Finding the solution of a system of linear equations of two variables
x+y+(4-x-y)=4
{
3x+(6-x-y)=6

I'll tell you exactly
There is no solution to this problem
Because the first formula is reduced to 0 = 0
So the first formula is useless
According to the binary equation, at least two sets of equations are needed to have solutions
There is no solution to the equations
It can only be obtained from the second formula: 2x-y = 0

Solving a system of linear equations of two variables
x+2y+x=180
y+30+x+2y=180

From equation 1, we can get 2 (x + y) = 180 and X + y = 90
Equation 2 can be reduced to (x + y) + 2Y + 30 = 180
If x + y = 90 is replaced by near equation 2, then 90 + 2Y + 30 = 180
Y = 30
x=90-30=60

The common solution of binary linear equations
The first equation is 2x + 5Y + 6 = 0
ax-by+4=0
The second equation 3x-5y = 16
bx+ay=-8
Find the value of (2a + b) to the power of 2007

Because the solutions are the same, we find the common solution of the first set of equations 2x + 5Y + 6 = 0 and the second set of equations 3x-5y = 16
The solution is x = 2, y = - 2
Substituting x = 2, y = - 2 into the other two equations, that is, the solution 2A + 2B + 4 = 0, 2b-2a = - 8, the solution a = 1, B = - 3
So (2a + b) ^ 2007 = - 1

How to understand the common solution in the definition of solution of binary linear equations

You see, binary linear equation (not system) x + y = 2. You see, any value of X and y can be taken, as long as their sum is equal to 2. So it is not a common solution.
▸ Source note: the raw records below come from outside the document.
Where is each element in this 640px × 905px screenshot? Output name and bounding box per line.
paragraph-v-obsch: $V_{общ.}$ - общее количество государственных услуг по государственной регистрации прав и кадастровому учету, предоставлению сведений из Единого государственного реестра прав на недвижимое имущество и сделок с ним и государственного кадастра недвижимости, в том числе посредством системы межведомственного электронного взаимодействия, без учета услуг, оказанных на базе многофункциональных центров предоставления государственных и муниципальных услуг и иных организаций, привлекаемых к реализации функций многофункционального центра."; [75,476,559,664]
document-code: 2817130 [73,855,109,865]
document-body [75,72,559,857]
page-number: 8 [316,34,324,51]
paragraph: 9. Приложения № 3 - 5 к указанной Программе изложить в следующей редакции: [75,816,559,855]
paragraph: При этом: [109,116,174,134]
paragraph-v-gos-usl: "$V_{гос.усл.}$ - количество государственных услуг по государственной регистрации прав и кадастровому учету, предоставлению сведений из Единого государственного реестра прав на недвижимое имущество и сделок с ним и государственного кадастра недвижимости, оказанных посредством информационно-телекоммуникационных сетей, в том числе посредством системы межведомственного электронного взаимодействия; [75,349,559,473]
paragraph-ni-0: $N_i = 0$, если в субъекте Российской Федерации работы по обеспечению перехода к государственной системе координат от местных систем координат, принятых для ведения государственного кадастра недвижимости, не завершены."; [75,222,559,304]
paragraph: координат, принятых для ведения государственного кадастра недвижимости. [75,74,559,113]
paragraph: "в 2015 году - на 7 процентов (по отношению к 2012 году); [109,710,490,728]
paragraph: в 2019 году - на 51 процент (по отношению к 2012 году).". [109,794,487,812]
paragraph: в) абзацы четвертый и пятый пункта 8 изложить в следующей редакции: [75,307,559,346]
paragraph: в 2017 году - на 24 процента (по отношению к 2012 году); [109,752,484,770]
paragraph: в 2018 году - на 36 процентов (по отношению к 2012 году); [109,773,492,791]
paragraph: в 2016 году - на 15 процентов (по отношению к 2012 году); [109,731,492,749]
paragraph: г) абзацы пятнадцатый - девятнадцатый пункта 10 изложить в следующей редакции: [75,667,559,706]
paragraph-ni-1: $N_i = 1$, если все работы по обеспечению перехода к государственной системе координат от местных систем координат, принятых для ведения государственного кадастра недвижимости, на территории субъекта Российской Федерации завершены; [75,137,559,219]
What is a common solution? Only binary linear equation system has a common solution. For example, x + y = 2
2x-y=3
These two equations are combined with each other and restrict each other. That is to say, to satisfy these two equations, there is only one answer. It's not to take whatever value you want. If you don't understand, ask me again!